26
For more information, go to Scanning Settings in Chapter 12,
Working with Settings.
Static Thresholding Setting
Each pixel is a shade of gray having a value between 0 and 255. A
pixel whose value is zero is completely white. The higher the
number, the darker the pixel. With Static thresholding, Kurzweil
1000 simplifies that number into one of two states: zero for white,
and one for black. The resulting pixel, or the image made up of
those pixels, becomes a binary image. All shades of gray higher
than a particular number, called the threshold, Kurzweil 1000
considers black. Shades below or equal to the threshold are white.
When you use Static thresholding with the brightness setting, the
higher the brightness value the more gray values convert into white
pixels, so the resulting image is brighter.
Static thresholding has its advantages. It gives you the greatest
possible control over the brightness of the final image. It is also very
fast because a binary image is smaller than a grayscale one.
Dynamic Thresholding Setting
Dynamic thresholding, the second approach, breaks up each page
into regions, and then tries to decide what would be the best
threshold for each region. One page can end up with several
different thresholds, which reduces the control you have over the
brightness of the final image.
This setting is particularly well-suited for multi-colored pages.

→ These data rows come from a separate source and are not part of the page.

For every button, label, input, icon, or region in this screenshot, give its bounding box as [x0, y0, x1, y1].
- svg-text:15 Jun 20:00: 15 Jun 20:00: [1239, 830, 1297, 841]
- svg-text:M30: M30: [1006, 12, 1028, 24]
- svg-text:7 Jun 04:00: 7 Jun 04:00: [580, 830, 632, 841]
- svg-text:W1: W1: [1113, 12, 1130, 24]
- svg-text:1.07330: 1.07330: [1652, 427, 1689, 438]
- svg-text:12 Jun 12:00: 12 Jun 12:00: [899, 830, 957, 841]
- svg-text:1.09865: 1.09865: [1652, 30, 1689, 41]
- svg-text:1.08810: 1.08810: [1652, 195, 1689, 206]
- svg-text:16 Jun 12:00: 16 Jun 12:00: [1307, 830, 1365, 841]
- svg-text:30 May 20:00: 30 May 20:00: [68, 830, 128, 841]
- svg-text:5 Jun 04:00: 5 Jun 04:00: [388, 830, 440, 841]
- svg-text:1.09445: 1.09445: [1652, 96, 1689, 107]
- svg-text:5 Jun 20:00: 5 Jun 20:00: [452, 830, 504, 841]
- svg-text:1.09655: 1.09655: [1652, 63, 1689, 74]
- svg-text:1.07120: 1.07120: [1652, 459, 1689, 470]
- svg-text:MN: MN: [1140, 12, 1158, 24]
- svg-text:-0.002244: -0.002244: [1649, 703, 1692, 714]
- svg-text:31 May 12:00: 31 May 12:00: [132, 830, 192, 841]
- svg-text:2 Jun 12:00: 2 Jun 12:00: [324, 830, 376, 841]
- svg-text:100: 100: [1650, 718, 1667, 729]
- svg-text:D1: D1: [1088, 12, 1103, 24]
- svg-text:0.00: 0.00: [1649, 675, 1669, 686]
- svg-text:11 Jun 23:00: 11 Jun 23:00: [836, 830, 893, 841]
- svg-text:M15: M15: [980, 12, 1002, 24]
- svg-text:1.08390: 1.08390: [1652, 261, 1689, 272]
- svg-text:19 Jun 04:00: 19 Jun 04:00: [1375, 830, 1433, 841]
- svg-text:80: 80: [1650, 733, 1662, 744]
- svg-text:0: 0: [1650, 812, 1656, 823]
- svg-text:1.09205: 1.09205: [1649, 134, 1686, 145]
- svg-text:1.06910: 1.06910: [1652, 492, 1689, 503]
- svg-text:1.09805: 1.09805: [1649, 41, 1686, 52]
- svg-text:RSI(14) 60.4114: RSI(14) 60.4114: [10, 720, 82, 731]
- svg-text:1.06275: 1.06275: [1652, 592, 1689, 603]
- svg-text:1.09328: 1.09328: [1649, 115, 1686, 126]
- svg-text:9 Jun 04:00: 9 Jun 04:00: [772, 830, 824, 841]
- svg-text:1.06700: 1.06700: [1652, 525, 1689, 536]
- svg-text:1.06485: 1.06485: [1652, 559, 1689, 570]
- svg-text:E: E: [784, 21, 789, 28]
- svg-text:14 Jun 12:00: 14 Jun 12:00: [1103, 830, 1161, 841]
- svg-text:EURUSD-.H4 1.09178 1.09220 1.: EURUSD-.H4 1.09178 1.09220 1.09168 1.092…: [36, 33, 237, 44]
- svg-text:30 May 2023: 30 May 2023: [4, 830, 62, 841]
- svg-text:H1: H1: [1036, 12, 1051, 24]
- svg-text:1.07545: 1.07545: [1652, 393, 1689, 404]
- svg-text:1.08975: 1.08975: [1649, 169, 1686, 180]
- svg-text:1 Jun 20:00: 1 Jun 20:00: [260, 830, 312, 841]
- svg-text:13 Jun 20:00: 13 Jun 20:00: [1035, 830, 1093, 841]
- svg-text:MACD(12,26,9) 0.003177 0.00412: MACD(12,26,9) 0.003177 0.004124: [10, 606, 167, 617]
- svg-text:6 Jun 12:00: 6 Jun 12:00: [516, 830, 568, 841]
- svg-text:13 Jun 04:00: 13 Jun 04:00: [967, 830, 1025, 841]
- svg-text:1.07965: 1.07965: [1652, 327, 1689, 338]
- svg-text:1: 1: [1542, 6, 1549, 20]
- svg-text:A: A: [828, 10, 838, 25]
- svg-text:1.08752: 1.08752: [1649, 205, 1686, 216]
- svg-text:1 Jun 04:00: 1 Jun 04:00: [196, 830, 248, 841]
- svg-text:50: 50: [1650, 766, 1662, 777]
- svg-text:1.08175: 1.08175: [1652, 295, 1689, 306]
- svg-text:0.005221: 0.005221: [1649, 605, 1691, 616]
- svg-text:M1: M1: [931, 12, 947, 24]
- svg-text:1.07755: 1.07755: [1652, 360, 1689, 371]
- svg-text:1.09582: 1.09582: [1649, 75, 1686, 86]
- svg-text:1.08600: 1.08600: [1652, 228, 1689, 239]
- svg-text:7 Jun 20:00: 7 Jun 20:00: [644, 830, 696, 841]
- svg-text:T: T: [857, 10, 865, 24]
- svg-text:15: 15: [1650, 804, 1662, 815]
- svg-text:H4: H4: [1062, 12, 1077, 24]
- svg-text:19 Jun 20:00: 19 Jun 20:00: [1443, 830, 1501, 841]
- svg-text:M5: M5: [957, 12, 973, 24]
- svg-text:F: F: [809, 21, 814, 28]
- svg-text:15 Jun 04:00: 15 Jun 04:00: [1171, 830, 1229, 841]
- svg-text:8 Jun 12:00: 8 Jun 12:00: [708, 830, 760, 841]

However, because more data has to go from the scanner to the
software, this setting can slow down the scan process.
26
Grayscale Setting
The Grayscale option does away with thresholding altogether. The
full grayscale image is sent to the character recognition engine.
This option increases the size of the file when you save the full
grayscale image. You can also expect that this will be the slowest
approach to scanning and recognition. When you use the
Grayscale setting with the latest version of the FineReader Engine,
however, you can improve recognition of difficult documents.
Color Setting
Select color scanning if you want the image to be viewable in color
or to create a color TIFF format file. In color scanning, Kurzweil
1000 uses black and white mode, while retaining the color data.
This can greatly reduce the speed of the process.
This option also affects the resolution of the resulting color image,
which displays at one half the resolution of the original scanned
image. For example, if you scan at 300 DPI, the resulting image is
at 150 DPI.
Interrupting and Saving Recognition
When opening a multi-page image or PDF file, Kurzweil1000 tells
you how many pages the file contains. At an time during
recognition, you can press Escape to interrupt the process. To
resume recognition, press F9 or Start New Scan.
If however, you want to resume recognition at a later time, you can
save the recognition.
To save recognition:
1. During recognition, press Escape to interrupt the process.
27
2. Use File Save (Alt+F+S) to save the file. It is a good idea to
check to make sure you know where this file will be saved and
under what name as you will need that information to find and
open it when you are ready to resume recognition.
3. Close the file.
4. When you re-open the file, Kurzweil 1000 tells you how many
pages remain to be recognized and asks if you want to continue
recognition. Select Yes to continue at the point where you left
off. If you select No, recognition does not take place and you
can continue to read the document as is.
Optimizing Recognition
Like Optimize Scanning, Optimize Recognition directs Kurzweil
1000 to automatically find the best settings for producing optimal
OCR results for an open page. Accessible from the Scan menu, this
command opens a dialog containing two settings: Text Quality and
Engine; both are set by default to Optimize.
When Kurzweil 1000 completes the recognition, you can opt to
keep the newly recognized page by pressing the ENTER key or
discard it by pressing the CANCEL or ESCAPE key.
A few notes about this feature:
• Because this feature works with a page image, the Keep Images
setting in General Settings must be enabled when scanning the
page.
• Optimize Recognition is not savable to a Settings file.
• If you opt to Not Optimize in one session, Kurzweil 1000 does
not keep that setting for the next session, instead it resets the
setting to the Optimize default.
24
Looking at Recognition Statistics
An important tool for choosing the appropriate scanning settings,
such as brightness, is a recognition statistics report.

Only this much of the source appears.